A former primary election challenger to Illinois’ top state Democratic politician has been cleared to continue to sue Illinois House Speaker Michael J. Madigan and some of his supporters for allegedly placing “sham candidates” on the ballot two years ago to confuse and split the Hispanic vote, reducing the threat the opponent posed to the powerful Chicago lawmaker.
On March 16, U.S. District Judge Matthew Kennelly rejected the attempt by Madigan and certain of his political allies to dismiss that aspect of the lawsuit brought by plaintiff Jason Gonzales, saying the former candidate had “plausibly alleged” that Madigan and his supporters had placed the other “sham candidates” on the ballot to simply serve as “proxies for Madigan,” violating the voting rights of everyone in Madigan’s district.
Gonzales, a Chicago Democrat, had filed suit in August 2016 in Chicago federal court against Madigan, who had had easily defeated Gonzales in a Democratic primary election earlier that spring in the contest for Madigan’s seat in the Illinois House of Representatives. Madigan has occupied that seat since 1971, serving as Speaker of the state House for all but two years from 1983 to 2018, earning him the title of America’s longest serving legislative leader ever.

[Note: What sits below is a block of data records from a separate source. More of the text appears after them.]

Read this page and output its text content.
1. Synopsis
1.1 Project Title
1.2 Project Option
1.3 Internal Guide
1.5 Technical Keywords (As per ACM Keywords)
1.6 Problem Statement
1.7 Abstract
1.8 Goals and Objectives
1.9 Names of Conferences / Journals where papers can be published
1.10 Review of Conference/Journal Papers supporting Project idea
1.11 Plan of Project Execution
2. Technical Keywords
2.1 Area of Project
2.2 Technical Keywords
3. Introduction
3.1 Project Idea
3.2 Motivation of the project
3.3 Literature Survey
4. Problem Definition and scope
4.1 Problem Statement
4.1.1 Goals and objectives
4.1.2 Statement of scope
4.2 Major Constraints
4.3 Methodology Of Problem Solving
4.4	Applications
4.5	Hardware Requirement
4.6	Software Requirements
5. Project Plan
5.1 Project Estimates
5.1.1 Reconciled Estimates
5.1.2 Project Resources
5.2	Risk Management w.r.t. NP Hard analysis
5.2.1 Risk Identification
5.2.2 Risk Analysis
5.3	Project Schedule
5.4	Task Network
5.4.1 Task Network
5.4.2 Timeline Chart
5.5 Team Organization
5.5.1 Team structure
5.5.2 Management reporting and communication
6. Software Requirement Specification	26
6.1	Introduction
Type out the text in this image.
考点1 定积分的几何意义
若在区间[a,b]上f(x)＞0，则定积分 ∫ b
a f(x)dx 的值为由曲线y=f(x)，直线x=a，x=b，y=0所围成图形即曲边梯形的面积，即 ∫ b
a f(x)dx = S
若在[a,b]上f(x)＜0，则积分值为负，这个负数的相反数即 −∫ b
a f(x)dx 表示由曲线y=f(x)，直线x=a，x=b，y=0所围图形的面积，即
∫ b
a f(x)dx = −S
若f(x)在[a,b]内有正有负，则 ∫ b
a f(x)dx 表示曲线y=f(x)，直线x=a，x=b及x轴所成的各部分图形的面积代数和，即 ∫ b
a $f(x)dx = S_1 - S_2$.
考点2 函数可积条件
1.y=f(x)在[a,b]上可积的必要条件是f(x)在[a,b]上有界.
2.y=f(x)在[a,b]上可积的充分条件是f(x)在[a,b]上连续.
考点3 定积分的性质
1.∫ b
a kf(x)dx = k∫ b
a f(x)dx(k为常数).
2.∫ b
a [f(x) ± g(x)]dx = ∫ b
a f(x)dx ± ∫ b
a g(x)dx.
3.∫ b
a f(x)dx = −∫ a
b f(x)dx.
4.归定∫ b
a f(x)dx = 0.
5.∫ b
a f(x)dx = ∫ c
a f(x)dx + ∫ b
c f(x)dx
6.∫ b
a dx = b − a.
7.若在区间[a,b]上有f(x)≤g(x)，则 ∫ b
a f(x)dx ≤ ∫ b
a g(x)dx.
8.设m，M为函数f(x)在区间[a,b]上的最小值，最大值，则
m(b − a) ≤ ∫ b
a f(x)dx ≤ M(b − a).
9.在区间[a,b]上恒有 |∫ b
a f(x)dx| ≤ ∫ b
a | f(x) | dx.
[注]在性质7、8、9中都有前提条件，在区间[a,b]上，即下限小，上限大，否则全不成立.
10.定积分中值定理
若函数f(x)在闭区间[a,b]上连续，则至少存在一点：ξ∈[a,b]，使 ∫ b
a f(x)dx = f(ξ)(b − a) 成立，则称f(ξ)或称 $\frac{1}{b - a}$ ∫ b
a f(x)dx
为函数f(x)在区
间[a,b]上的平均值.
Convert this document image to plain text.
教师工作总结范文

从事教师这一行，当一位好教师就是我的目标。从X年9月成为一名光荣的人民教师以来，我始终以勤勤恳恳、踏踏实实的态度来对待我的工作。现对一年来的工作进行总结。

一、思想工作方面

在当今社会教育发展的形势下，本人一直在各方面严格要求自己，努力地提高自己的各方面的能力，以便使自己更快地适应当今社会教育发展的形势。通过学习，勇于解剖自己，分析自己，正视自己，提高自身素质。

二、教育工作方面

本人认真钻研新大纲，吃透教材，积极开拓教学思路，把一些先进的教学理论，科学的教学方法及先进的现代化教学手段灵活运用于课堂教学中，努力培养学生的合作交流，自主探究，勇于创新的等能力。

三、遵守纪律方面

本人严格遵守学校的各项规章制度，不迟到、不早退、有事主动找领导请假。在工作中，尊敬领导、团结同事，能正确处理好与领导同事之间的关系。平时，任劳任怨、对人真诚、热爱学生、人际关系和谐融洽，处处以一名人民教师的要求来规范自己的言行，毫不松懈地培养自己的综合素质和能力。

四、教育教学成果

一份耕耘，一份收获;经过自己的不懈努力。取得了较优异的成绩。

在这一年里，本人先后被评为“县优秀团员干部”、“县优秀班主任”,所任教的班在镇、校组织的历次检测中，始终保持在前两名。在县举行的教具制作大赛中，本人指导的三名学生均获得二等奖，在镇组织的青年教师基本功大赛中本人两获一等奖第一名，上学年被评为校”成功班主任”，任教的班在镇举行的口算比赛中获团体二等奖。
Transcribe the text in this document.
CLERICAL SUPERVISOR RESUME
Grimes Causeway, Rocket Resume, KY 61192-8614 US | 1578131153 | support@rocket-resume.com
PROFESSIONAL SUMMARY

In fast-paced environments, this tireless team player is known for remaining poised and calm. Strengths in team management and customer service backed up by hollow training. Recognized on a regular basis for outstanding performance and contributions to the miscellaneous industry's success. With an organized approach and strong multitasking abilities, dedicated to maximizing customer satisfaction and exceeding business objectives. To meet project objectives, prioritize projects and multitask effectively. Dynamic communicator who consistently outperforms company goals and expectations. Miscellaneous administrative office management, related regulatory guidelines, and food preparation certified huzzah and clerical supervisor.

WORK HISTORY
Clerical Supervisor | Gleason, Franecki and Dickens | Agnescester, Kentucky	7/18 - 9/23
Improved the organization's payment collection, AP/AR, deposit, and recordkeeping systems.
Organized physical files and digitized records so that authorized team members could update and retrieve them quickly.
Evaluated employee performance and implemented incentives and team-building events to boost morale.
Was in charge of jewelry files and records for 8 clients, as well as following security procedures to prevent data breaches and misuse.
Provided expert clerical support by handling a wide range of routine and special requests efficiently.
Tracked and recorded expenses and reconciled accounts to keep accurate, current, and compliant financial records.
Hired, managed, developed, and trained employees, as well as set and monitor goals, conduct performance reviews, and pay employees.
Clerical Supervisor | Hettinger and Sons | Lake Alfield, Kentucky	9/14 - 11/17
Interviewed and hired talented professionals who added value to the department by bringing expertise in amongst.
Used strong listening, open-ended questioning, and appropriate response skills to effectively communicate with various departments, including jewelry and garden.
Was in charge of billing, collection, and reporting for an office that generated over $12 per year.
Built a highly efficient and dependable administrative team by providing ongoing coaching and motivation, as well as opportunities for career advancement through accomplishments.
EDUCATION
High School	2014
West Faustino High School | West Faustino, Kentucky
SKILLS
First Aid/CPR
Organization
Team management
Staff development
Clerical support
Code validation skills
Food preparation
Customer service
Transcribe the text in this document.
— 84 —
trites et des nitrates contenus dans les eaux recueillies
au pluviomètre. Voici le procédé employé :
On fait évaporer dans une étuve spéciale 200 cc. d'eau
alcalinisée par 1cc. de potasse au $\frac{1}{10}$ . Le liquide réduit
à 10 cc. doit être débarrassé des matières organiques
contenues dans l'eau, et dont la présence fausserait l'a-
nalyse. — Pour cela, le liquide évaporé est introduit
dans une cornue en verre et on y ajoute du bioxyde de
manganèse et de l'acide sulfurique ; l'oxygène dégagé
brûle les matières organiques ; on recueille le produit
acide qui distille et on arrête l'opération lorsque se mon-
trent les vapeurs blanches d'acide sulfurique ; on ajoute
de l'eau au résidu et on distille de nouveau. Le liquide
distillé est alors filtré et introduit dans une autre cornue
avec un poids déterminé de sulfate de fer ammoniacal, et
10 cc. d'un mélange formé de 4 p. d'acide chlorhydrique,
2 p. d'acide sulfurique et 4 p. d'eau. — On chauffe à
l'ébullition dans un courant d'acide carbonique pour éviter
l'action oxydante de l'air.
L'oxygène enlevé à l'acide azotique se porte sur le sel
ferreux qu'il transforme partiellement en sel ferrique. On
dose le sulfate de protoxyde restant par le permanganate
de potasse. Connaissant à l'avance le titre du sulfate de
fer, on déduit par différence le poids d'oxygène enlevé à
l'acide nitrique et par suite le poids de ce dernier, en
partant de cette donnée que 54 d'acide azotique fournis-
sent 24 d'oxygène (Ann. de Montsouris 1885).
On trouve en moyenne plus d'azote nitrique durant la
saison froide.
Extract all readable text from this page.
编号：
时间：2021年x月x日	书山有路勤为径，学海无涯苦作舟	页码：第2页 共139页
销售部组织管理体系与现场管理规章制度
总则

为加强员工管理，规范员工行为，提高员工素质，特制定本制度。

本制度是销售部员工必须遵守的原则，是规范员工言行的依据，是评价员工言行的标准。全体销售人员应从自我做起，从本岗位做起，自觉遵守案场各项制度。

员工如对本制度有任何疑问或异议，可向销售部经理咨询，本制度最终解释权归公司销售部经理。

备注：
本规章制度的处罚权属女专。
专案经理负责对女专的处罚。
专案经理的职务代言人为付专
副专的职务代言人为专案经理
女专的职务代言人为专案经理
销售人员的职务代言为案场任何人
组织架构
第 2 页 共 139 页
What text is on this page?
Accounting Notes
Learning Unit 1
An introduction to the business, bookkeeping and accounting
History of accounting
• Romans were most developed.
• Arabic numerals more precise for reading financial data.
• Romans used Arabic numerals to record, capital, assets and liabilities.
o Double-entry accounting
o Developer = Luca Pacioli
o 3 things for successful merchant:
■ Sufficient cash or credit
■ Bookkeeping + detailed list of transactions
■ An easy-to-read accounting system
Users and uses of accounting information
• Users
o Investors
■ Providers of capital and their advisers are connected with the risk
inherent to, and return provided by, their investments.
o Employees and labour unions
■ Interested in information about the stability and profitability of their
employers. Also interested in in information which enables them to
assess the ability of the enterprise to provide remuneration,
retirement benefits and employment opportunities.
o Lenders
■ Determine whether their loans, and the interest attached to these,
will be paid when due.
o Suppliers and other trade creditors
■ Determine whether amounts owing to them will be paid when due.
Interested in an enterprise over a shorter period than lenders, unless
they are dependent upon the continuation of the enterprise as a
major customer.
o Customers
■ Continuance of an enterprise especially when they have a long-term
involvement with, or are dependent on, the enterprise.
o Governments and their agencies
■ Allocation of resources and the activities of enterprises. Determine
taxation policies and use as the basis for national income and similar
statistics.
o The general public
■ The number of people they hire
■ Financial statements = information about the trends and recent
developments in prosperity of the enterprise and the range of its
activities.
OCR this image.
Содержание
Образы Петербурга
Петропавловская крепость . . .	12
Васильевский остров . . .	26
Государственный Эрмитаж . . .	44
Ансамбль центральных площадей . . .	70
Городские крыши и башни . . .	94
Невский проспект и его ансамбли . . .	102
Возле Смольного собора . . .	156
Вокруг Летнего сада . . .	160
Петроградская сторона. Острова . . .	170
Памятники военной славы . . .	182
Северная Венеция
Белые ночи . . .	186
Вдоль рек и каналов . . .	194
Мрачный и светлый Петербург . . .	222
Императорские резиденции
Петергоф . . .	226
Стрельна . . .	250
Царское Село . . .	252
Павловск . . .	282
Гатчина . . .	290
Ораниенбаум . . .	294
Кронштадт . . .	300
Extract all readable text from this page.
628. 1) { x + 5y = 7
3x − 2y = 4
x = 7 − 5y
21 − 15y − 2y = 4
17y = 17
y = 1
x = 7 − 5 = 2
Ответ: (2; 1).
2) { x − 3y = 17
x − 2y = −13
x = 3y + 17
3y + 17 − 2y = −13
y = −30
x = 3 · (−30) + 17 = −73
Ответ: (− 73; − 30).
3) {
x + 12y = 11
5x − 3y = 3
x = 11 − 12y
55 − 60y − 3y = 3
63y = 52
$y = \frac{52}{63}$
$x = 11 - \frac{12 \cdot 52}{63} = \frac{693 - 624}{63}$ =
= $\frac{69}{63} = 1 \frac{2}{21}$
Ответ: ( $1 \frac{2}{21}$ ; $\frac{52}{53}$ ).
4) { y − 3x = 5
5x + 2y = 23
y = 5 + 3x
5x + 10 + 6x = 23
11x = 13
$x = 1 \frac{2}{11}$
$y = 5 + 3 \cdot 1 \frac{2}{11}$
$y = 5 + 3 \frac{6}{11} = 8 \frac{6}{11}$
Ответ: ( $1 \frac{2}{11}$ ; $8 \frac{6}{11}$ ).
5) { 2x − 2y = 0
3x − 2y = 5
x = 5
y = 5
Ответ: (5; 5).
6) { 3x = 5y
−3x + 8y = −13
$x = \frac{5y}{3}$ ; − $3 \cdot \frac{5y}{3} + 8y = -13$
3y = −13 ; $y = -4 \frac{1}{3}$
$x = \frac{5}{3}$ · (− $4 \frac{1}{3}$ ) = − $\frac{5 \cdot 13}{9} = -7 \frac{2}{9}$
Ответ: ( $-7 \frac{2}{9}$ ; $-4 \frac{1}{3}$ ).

Gonzales’ suit centered on accusations of dirty political tricks against Madigan and his allies.
The lawsuit also had named as defendants Madigan’s campaign organization, Friends of Michael J. Madigan; the 13th Ward Democratic Organization; the Illinois Prisoner Review Board; Madigan aide, Shaw Decremer; state Rep. Silvana Tabares, D-Chicago; journalist Ray Hanania; and two other Hispanic candidates whose names also appeared on the 2016 Democratic primary ballot against Gonzales, Joe Barbosa and Grasiela Rodriguez.
According to the lawsuit, Gonzales accused Madigan and the other co-defendants of violating his First, 14th and 15th Amendment rights, as well as state laws regarding defamation, criminal history disclosure and conspiracy to prevent voting.
Gonzales centered his complaint on two primary allegations.
First, he alleged Madigan and his campaign organizations discriminated against him and violated the voting rights of people in that state house district by placing Barbosa and Rodriguez to serve as sham candidates to split the Hispanic vote in the primary.
Gonzales also alleged Madigan or his allies improperly obtained and funneled to a friendly journalist information about Gonzales that was intended simply to embarrass and smear Gonzales.
According to the lawsuit, Madigan’s allies allegedly obtained from the Illinois Prisoner Review Board records about misdemeanor and felony convictions Gonzales received as a teenager for unlawful use of credit cards, even though he had received a full pardon from Gov. Pat Quinn in 2015. Gonzales alleged that information was then publicized in the Daily Herald newspaper.
Kennelly had initially dismissed all of Gonzales’ complaint. However, Gonzales asked the judge to reconsider, and the judge largely revived the case in September 2017 against all defendants but Hanania, who had faced a conspiracy claim. The allegations against the Prisoner Review Board had been dismissed in March 2017.
The judge said he had overlooked Gonzales’ allegations that Madigan deployed “political favors, control of campaign funds and precinct captains to discredit Gonzales.”
Madigan and his co-defendants responded by again asking the judge to dismiss the case.
Judge Kennelly agreed to dismiss the state law defamation and false light charges, saying, as a candidate for public office, Gonzales needed to prove the information about him that was publicized was false and was used with “actual malice.”
However, the judge said Gonzales does not contest the information was false, nor does he argue former Gov. Quinn pardoned him because he was actually innocent of the crimes for which he was convicted, dooming his attempt to sue for defamation.
“… A convicted person who receives a pardon authorizing expungement cannot claim that the state has completely forgotten his conviction,” Judge Kennelly wrote. “In sum, Gonzales has not plausibly alleged that any statement that he was a convicted felon was false, let alone knowingly or recklessly so.”
The judge, however, was less receptive to the attempt to dismiss Gonzales’ allegations concerning the sham candidates.
Noting 1973 decision in the case of Smith v Cherry, Kennelly said the U.S. Seventh Circuit Court of Appeals had noted it could be a constitutional violation for an incumbent to place such stalking horses on the ballot, to confuse voters and reduce the threat of an election challenge from another candidate.
Gonzales is represented in the case by attorney Anthony J. Peraica, of Chicago.
Madigan and his allies are represented by attorneys with the firm of Hinshaw & Culbertson, of Chicago.